Reviews

SK

5 Stars

and this truly helped me better understand my place in this world

This book was able to keep me entertained and intrigued during my entire read. I entered into another sphere of life and escaped my own troubles! It also helped me to compare some of the characters with people I know…and even myself at times, and this truly helped me better understand my place in this world. Joseph Dobrian did an excellent job bringing me into another mysterious and complex yet realistic dimension…and I usually shy away from fiction! I would highly recommend this book for those who seek to view life from someone else’s unique perspective!

Lucy Coons

5 Stars

A powerful book and a great read

Poor Christine. She is ignored, misunderstood, and unappreciated. As the mystery of her disappearance unfolds, so too are the forces around her. This is not your typical who-done-it mystery. Instead of false starts and turns, the story weaves a tapestry of intertwined lives that set forth unstoppable forces and inevitable conclusions. The characters are alive – they seem like living, breathing people and I’ll bet lots of readers will see parts of themselves, or friends, and their family, in them. It is a masterpiece of character development. The title really makes sense by the time you get to the end.

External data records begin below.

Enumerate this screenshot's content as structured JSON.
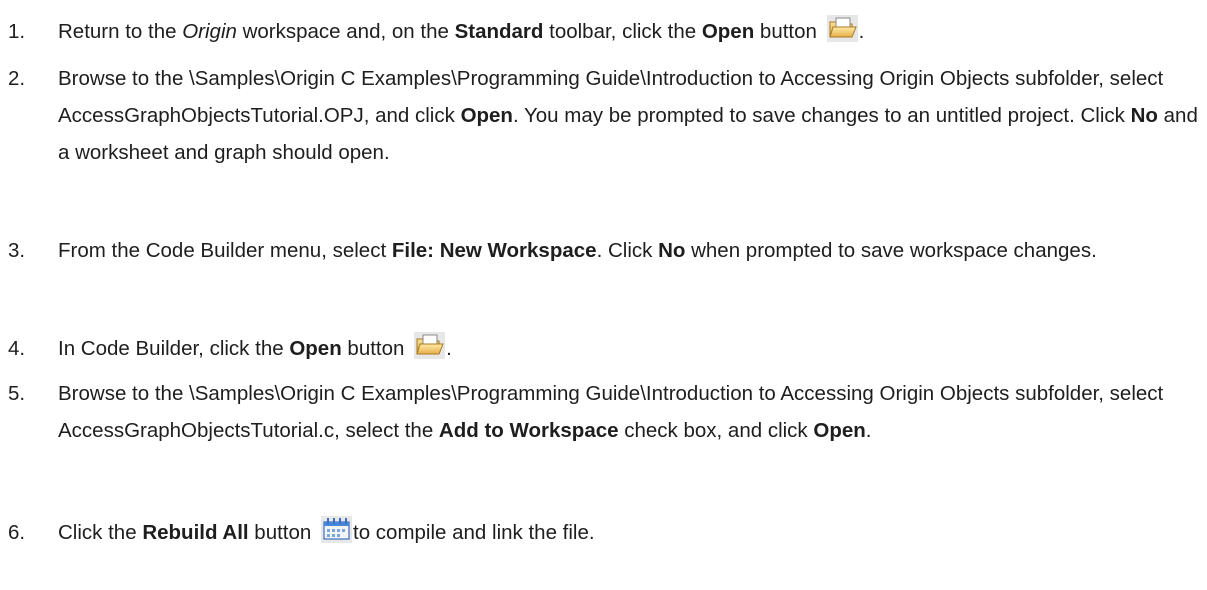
{
  "steps": [
    {
      "number": "1.",
      "parts": [
        {
          "text": "Return to the "
        },
        {
          "text": "Origin",
          "style": "i"
        },
        {
          "text": " workspace and, on the "
        },
        {
          "text": "Standard",
          "style": "b"
        },
        {
          "text": " toolbar, click the "
        },
        {
          "text": "Open",
          "style": "b"
        },
        {
          "text": " button "
        },
        {
          "icon": "folder-open-icon"
        },
        {
          "text": "."
        }
      ]
    },
    {
      "number": "2.",
      "parts": [
        {
          "text": "Browse to the \\Samples\\Origin C Examples\\Programming Guide\\Introduction to Accessing Origin Objects subfolder, select AccessGraphObjectsTutorial.OPJ, and click "
        },
        {
          "text": "Open",
          "style": "b"
        },
        {
          "text": ". You may be prompted to save changes to an untitled project. Click "
        },
        {
          "text": "No",
          "style": "b"
        },
        {
          "text": " and a worksheet and graph should open."
        }
      ]
    },
    {
      "number": "3.",
      "parts": [
        {
          "text": "From the Code Builder menu, select "
        },
        {
          "text": "File: New Workspace",
          "style": "b"
        },
        {
          "text": ". Click "
        },
        {
          "text": "No",
          "style": "b"
        },
        {
          "text": " when prompted to save workspace changes."
        }
      ]
    },
    {
      "number": "4.",
      "parts": [
        {
          "text": "In Code Builder, click the "
        },
        {
          "text": "Open",
          "style": "b"
        },
        {
          "text": " button "
        },
        {
          "icon": "folder-open-icon"
        },
        {
          "text": "."
        }
      ]
    },
    {
      "number": "5.",
      "parts": [
        {
          "text": "Browse to the \\Samples\\Origin C Examples\\Programming Guide\\Introduction to Accessing Origin Objects subfolder, select AccessGraphObjectsTutorial.c, select the "
        },
        {
          "text": "Add to Workspace",
          "style": "b"
        },
        {
          "text": " check box, and click "
        },
        {
          "text": "Open",
          "style": "b"
        },
        {
          "text": "."
        }
      ]
    },
    {
      "number": "6.",
      "parts": [
        {
          "text": "Click the "
        },
        {
          "text": "Rebuild All",
          "style": "b"
        },
        {
          "text": " button "
        },
        {
          "icon": "rebuild-all-icon"
        },
        {
          "text": "to compile and link the file."
        }
      ]
    }
  ]
}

It is a powerful book, with lingering after thoughts.

Dan Davis

5 Stars

Thoroughly enjoyed this book

Thoroughly enjoyed this book. Dobrian’s characters are real; painfully so at some points because they remind us all of our flaws and imperfections. The author has obviously lived amongst complicated souls in his lifetime and those experiences have found their way from his world into the lives of those in this tome.

Nina Jurewicz

5 Stars

Entertaining and highly readable

Dobrian creates an entertaining soap opera filled with unique characters, each in pursuit of their own ambitions, often to the detriment of those closest to them. We watch as they each pursue their (usually selfish) journeys, with often laughable results. It is very likely that we all know these characters – or certainly, people like them – which makes for an all-around highly readable experience. Strongly recommend.

Excerpt

1. Christine Disappears

Let’s start with me: Andy Palinkas. I lived next door to the Wainwrights for 26 years and I watched a lot of this story go down. What I didn’t see, I heard about, with varying degrees of accuracy. This story’s not about me; it’s about the Wainwrights, and especially about the youngest child of that family, Christine, who disappeared in June of 2008.

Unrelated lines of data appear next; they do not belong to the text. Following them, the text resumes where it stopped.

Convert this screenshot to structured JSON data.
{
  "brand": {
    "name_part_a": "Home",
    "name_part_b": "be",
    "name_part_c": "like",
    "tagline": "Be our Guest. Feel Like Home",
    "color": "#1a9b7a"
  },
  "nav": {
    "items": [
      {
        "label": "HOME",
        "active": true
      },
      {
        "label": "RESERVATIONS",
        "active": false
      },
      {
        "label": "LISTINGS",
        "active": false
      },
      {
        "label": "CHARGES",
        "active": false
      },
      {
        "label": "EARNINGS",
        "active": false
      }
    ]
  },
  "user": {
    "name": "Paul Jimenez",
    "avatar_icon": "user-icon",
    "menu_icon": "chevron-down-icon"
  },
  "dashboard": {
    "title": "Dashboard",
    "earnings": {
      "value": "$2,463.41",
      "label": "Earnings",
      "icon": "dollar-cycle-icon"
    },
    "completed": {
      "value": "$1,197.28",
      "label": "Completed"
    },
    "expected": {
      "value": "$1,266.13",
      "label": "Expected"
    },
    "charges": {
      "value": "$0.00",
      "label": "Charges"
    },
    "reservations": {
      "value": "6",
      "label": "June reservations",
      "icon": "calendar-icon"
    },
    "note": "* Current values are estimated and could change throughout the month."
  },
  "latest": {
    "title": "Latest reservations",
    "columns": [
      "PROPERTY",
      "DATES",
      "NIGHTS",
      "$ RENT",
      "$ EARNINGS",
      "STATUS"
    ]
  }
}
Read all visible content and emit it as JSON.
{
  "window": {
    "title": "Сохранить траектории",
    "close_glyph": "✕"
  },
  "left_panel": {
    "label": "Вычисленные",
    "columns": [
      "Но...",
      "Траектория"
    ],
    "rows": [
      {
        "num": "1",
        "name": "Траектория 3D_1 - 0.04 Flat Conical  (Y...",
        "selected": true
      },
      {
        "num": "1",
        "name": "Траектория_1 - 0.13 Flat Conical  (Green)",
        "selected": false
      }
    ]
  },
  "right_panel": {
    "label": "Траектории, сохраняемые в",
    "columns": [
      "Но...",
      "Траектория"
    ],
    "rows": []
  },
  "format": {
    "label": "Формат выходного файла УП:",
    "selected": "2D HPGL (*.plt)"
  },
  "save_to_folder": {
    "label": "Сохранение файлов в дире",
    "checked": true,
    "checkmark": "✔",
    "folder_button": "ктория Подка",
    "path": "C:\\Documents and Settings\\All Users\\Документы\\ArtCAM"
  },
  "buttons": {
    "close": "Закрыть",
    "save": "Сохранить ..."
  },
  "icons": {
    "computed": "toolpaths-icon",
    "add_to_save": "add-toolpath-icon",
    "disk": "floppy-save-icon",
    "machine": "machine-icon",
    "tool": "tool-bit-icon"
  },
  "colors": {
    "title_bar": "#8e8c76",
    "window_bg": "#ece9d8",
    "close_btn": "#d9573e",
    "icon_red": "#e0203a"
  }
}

     It surprises me, how little of this story I’ve had to make up, and how much of it I’ve been able to piece together from other people’s accounts, from gossip, from rumor. I’m not on oath as I tell it. Sometimes I’ll be stating the plain facts. Sometimes I’ll be repeating what was common report. Sometimes I’ll be conjecturing. Speculating, postulating. Guessing at what might have happened. Guessing at what one person or another might have been thinking or feeling. My imagination will tell me: “This is how it must have been, or pretty close.” In any town, you’ll find a few people who know practically everyone in that town, and the story behind each of them. In State City, Iowa, which has 75,000 people (counting the students at State University), it would be an exaggeration to say of any one person that he knew everyone, let alone claim that he had all the dirt on everyone. But I know a lot of the people here, and I know a lot of the dirt – and I can imagine a lot more.

     State City is a gossip town. It’s not a metropolis like New York, where people don’t know each other at all, and stay out of each other’s business. But neither is it a village where each person knows every other person, so that everybody’s afraid to do anything out of the norm. It’s a university town, so you’re authorized to be weird if you want to be, and people won’t care – but they might talk about you.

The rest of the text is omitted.